Database Manual

Data Modeling数据建模

Data modeling refers to the organization of data within a database and the links between related entities. Data in MongoDB has a flexible schema model, which means:数据建模是指数据库中数据的组织以及相关实体之间的链接。MongoDB中的数据具有灵活的模式模型,这意味着:

Generally, documents in a collection share a similar structure. To ensure consistency in your data model, you can create schema validation rules.通常,集合中的文件共享类似的结构。为了确保数据模型的一致性,您可以创建模式验证规则

Use Cases用例

The flexible data model lets you organize your data to match your application's needs. MongoDB is a document database, meaning you can embed related data in object and array fields.灵活的数据模型允许您组织数据以满足应用程序的需求。MongoDB是一个文档数据库,这意味着您可以在对象和数组字段中嵌入相关数据。
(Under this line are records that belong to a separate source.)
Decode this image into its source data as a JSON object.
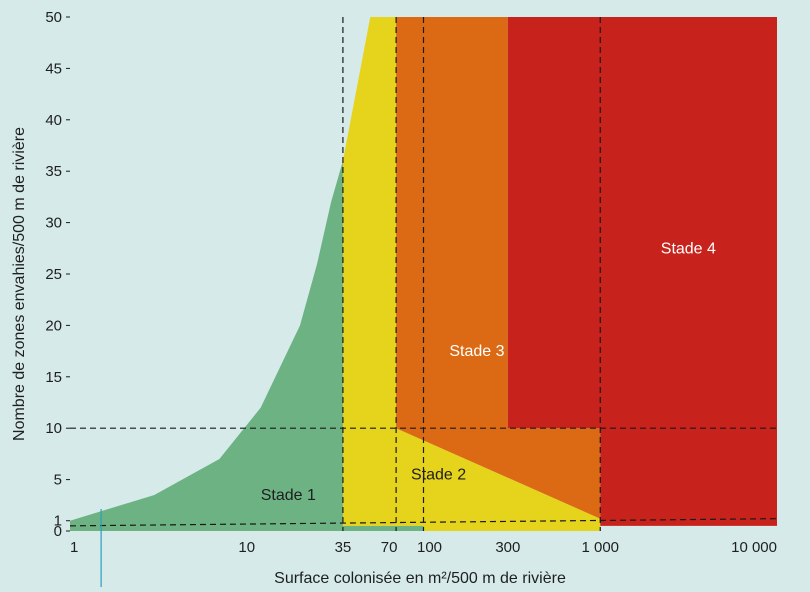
{
  "colors": {
    "background": "#d6eaea",
    "stage1": "#6cb283",
    "stage2": "#e6d31c",
    "stage3": "#dc6a14",
    "stage4": "#c8221c",
    "guide": "#1a1a1a",
    "marker": "#2a9fc0"
  },
  "chart_data": {
    "type": "area",
    "x_scale": "log",
    "xlim": [
      1,
      10000
    ],
    "ylim": [
      0,
      50
    ],
    "xlabel": "Surface colonisée en m²/500 m de rivière",
    "ylabel": "Nombre de zones envahies/500 m de rivière",
    "x_tick_labels": [
      "1",
      "10",
      "35",
      "70",
      "100",
      "300",
      "1 000",
      "10 000"
    ],
    "x_ticks": [
      1,
      10,
      35,
      70,
      100,
      300,
      1000,
      10000
    ],
    "y_tick_labels": [
      "0",
      "1",
      "5",
      "10",
      "15",
      "20",
      "25",
      "30",
      "35",
      "40",
      "45",
      "50"
    ],
    "y_ticks": [
      0,
      1,
      5,
      10,
      15,
      20,
      25,
      30,
      35,
      40,
      45,
      50
    ],
    "regions": [
      {
        "name": "Stade 1",
        "color": "#6cb283",
        "label_pos": [
          12,
          3
        ],
        "polygon": [
          [
            1,
            0
          ],
          [
            1,
            1
          ],
          [
            3,
            3.5
          ],
          [
            7,
            7
          ],
          [
            12,
            12
          ],
          [
            20,
            20
          ],
          [
            25,
            26
          ],
          [
            30,
            32
          ],
          [
            35,
            36
          ],
          [
            35,
            0.5
          ],
          [
            100,
            0.5
          ],
          [
            100,
            0
          ]
        ]
      },
      {
        "name": "Stade 2",
        "color": "#e6d31c",
        "label_pos": [
          85,
          5
        ],
        "polygon": [
          [
            35,
            0.5
          ],
          [
            35,
            36
          ],
          [
            50,
            50
          ],
          [
            70,
            50
          ],
          [
            70,
            10
          ],
          [
            1000,
            1.2
          ],
          [
            1000,
            0
          ],
          [
            100,
            0
          ],
          [
            100,
            0.5
          ]
        ]
      },
      {
        "name": "Stade 3",
        "color": "#dc6a14",
        "label_pos": [
          140,
          17
        ],
        "polygon": [
          [
            70,
            10
          ],
          [
            70,
            50
          ],
          [
            300,
            50
          ],
          [
            300,
            10
          ],
          [
            1000,
            10
          ],
          [
            1000,
            1.2
          ]
        ]
      },
      {
        "name": "Stade 4",
        "color": "#c8221c",
        "label_pos": [
          2200,
          27
        ],
        "polygon": [
          [
            300,
            10
          ],
          [
            300,
            50
          ],
          [
            10000,
            50
          ],
          [
            10000,
            0.5
          ],
          [
            1000,
            0.5
          ],
          [
            1000,
            10
          ]
        ]
      }
    ],
    "guide_lines": {
      "vertical_x": [
        35,
        70,
        100,
        1000
      ],
      "horizontal_y": [
        10
      ],
      "diagonal": [
        [
          1,
          0.5
        ],
        [
          10000,
          1.2
        ]
      ]
    },
    "marker_x": 1.5,
    "grid": false,
    "legend": "none"
  }
}
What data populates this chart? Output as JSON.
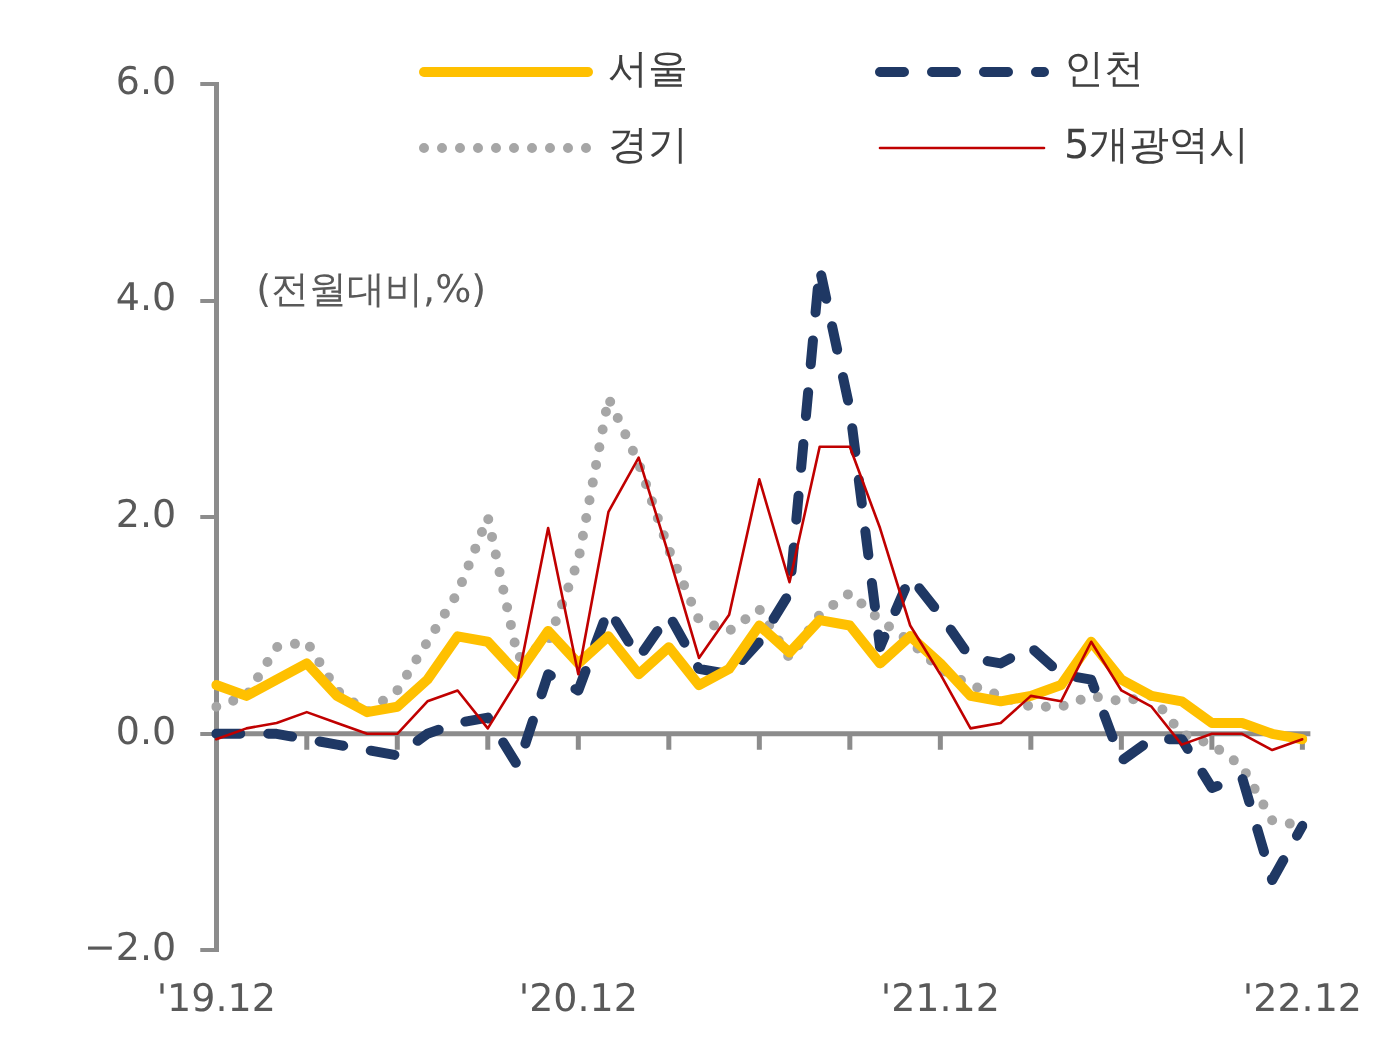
{
  "chart_data": {
    "type": "line",
    "categories": [
      "'19.12",
      null,
      null,
      null,
      null,
      null,
      null,
      null,
      null,
      null,
      null,
      null,
      "'20.12",
      null,
      null,
      null,
      null,
      null,
      null,
      null,
      null,
      null,
      null,
      null,
      "'21.12",
      null,
      null,
      null,
      null,
      null,
      null,
      null,
      null,
      null,
      null,
      null,
      "'22.12"
    ],
    "ylim": [
      -2,
      6
    ],
    "yticks": [
      {
        "value": -2,
        "label": "−2.0"
      },
      {
        "value": 0,
        "label": "0.0"
      },
      {
        "value": 2,
        "label": "2.0"
      },
      {
        "value": 4,
        "label": "4.0"
      },
      {
        "value": 6,
        "label": "6.0"
      }
    ],
    "grid": false,
    "legend": "top",
    "marker": "none",
    "ref_lines": [
      {
        "axis": "y",
        "value": 0,
        "color": "#8c8c8c"
      }
    ],
    "annotations": [
      "(전월대비,%)"
    ],
    "series": [
      {
        "name": "서울",
        "color": "#ffc000",
        "line_style": "solid",
        "values": [
          0.45,
          0.35,
          0.5,
          0.65,
          0.35,
          0.2,
          0.25,
          0.5,
          0.9,
          0.85,
          0.55,
          0.95,
          0.65,
          0.9,
          0.55,
          0.8,
          0.45,
          0.6,
          1.0,
          0.75,
          1.05,
          1.0,
          0.65,
          0.9,
          0.65,
          0.35,
          0.3,
          0.35,
          0.45,
          0.85,
          0.5,
          0.35,
          0.3,
          0.1,
          0.1,
          0.0,
          -0.05
        ]
      },
      {
        "name": "인천",
        "color": "#1f3864",
        "line_style": "dashed",
        "values": [
          0.0,
          0.0,
          0.0,
          -0.05,
          -0.1,
          -0.15,
          -0.2,
          0.0,
          0.1,
          0.15,
          -0.3,
          0.55,
          0.4,
          1.15,
          0.7,
          1.1,
          0.6,
          0.55,
          0.85,
          1.3,
          4.3,
          3.0,
          0.8,
          1.45,
          1.1,
          0.7,
          0.65,
          0.8,
          0.55,
          0.5,
          -0.25,
          -0.05,
          -0.05,
          -0.5,
          -0.4,
          -1.35,
          -0.85
        ]
      },
      {
        "name": "경기",
        "color": "#a6a6a6",
        "line_style": "dotted",
        "values": [
          0.25,
          0.35,
          0.8,
          0.85,
          0.4,
          0.2,
          0.4,
          0.85,
          1.3,
          2.0,
          0.7,
          0.85,
          1.6,
          3.1,
          2.5,
          1.7,
          1.05,
          0.95,
          1.15,
          0.7,
          1.1,
          1.3,
          1.05,
          0.85,
          0.6,
          0.45,
          0.35,
          0.25,
          0.25,
          0.35,
          0.3,
          0.35,
          0.0,
          -0.1,
          -0.3,
          -0.8,
          -0.85
        ]
      },
      {
        "name": "5개광역시",
        "color": "#c00000",
        "line_style": "solid",
        "values": [
          -0.05,
          0.05,
          0.1,
          0.2,
          0.1,
          0.0,
          0.0,
          0.3,
          0.4,
          0.05,
          0.5,
          1.9,
          0.55,
          2.05,
          2.55,
          1.65,
          0.7,
          1.1,
          2.35,
          1.4,
          2.65,
          2.65,
          1.9,
          1.0,
          0.55,
          0.05,
          0.1,
          0.35,
          0.3,
          0.85,
          0.4,
          0.25,
          -0.1,
          0.0,
          0.0,
          -0.15,
          -0.05
        ]
      }
    ]
  }
}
A flexible schema is useful in the following scenarios:灵活的模式在以下场景中很有用:

  • Your company tracks which department each employee works in. You can embed department information inside of the employee collection to return relevant information in a single query.您的公司跟踪每个员工在哪个部门工作。您可以将部门信息嵌入employee集合中,以便在单个查询中返回相关信息。

  • Your e-commerce application shows the five most recent reviews when displaying a product. You can store the recent reviews in the same collection as the product data, and store older reviews in a separate collection because the older reviews are not accessed as frequently.您的电子商务应用程序在显示产品时显示五条最新评论。您可以将最近的评论与产品数据存储在同一个集合中,也可以将旧评论存储在单独的集合中,因为旧评论的访问频率较低。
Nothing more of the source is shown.